Anyway, Blake saw me at my worst. I got fall-down drunk. I have a bruise on the bottom of my chin. He says he’s “disappointed” in me. This is not how I usually drink. I like to drink, but I know when to stop. When it comes to a night of total Dionysian pleasure, I will arrange for a hotel room or cab beforehand. Those nights need to happen, and Blake knows that, because he drinks, too (a lot). But when I’m a little manic, alcohol doesn’t affect me the same. I get clumsy, but I don’t get tired. Normally, I notice I’m getting drowsy, so I stop drinking. But when I’m on the upswing, I simply don’t notice the retarding effects of alcohol.

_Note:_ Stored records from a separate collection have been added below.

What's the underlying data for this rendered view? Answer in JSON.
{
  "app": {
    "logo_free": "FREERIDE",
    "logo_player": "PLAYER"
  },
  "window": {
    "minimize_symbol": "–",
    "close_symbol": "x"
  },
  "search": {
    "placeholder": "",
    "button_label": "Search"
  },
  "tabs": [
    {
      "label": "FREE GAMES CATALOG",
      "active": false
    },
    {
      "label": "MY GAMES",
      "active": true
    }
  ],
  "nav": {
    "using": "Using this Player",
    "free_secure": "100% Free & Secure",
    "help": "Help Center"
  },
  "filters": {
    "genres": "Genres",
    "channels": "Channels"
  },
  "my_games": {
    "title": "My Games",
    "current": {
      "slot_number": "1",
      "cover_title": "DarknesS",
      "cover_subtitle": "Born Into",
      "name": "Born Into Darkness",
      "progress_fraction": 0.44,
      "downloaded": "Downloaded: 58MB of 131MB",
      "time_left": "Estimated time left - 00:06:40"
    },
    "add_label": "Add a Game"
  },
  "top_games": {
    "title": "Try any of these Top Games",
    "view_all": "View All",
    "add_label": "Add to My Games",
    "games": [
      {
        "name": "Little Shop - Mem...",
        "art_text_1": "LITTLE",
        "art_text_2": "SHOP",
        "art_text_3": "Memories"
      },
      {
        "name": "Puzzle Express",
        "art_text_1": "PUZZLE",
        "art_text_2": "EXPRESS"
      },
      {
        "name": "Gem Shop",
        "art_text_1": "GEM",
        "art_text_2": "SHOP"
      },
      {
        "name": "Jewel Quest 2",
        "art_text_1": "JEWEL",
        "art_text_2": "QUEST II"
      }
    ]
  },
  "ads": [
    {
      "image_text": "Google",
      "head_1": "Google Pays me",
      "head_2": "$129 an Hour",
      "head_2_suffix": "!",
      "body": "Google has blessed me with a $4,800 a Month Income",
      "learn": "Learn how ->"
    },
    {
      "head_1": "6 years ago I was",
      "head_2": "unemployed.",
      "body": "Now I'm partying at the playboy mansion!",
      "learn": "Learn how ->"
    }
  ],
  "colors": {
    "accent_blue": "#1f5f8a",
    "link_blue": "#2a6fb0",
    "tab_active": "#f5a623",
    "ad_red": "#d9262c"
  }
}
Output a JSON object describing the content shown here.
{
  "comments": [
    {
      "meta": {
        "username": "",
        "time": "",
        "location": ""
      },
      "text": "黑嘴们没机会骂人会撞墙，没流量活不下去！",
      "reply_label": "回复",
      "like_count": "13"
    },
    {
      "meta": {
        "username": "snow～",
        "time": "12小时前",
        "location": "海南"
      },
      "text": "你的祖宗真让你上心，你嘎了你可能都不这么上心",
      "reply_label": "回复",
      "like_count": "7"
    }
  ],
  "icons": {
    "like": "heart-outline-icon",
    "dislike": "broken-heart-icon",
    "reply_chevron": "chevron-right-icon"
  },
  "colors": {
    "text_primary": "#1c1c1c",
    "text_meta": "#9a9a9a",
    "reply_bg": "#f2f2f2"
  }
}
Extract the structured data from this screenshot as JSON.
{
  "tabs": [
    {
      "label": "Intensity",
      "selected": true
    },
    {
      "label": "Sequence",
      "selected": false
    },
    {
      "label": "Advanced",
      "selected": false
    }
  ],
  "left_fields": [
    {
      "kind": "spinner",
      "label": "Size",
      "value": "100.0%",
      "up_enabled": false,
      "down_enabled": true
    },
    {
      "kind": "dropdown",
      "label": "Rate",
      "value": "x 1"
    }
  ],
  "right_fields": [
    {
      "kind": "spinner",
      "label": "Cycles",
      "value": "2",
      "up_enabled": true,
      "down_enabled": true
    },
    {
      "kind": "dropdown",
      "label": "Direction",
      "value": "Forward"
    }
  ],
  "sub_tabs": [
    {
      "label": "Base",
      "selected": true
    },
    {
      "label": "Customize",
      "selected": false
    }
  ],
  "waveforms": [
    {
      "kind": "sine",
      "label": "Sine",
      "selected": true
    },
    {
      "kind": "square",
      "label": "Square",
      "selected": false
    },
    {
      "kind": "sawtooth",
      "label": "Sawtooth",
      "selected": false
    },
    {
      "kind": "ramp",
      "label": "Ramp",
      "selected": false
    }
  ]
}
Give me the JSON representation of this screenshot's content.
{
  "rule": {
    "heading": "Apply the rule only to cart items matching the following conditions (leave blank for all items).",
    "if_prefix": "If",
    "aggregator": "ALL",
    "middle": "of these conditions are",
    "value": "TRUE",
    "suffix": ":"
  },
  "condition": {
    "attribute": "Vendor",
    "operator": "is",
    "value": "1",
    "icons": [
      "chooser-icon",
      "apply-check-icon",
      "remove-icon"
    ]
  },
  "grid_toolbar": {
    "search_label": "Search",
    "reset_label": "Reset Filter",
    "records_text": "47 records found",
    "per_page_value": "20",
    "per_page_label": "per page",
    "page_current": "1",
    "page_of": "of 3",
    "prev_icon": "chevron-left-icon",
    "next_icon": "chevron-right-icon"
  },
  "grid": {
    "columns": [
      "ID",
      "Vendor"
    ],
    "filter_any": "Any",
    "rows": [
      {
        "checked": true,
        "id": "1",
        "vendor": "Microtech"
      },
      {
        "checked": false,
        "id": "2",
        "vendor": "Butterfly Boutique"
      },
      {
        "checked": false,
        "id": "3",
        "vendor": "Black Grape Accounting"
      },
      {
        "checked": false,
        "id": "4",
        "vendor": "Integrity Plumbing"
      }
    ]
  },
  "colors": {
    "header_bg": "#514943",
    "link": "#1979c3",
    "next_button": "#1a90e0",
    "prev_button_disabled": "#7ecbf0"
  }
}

Right now, I’ve had 84 ounces of beer in three and a half hours. My fingers don’t hit the keys like I want them to, but I feel sharp as a tack, mentally, and watching the sun rise and the clouds cheer up is so wonderful, I may as well never go to sleep (but I will try, I promise). I’m going to get another beer.
The short story is that Blake is the man of my dreams. Now, I’ve never dreamt of a specific man, but if I could put all of the best qualities of all the best men I’ve been with in one man, Blake would be it. If only he loved me like her. That is my task.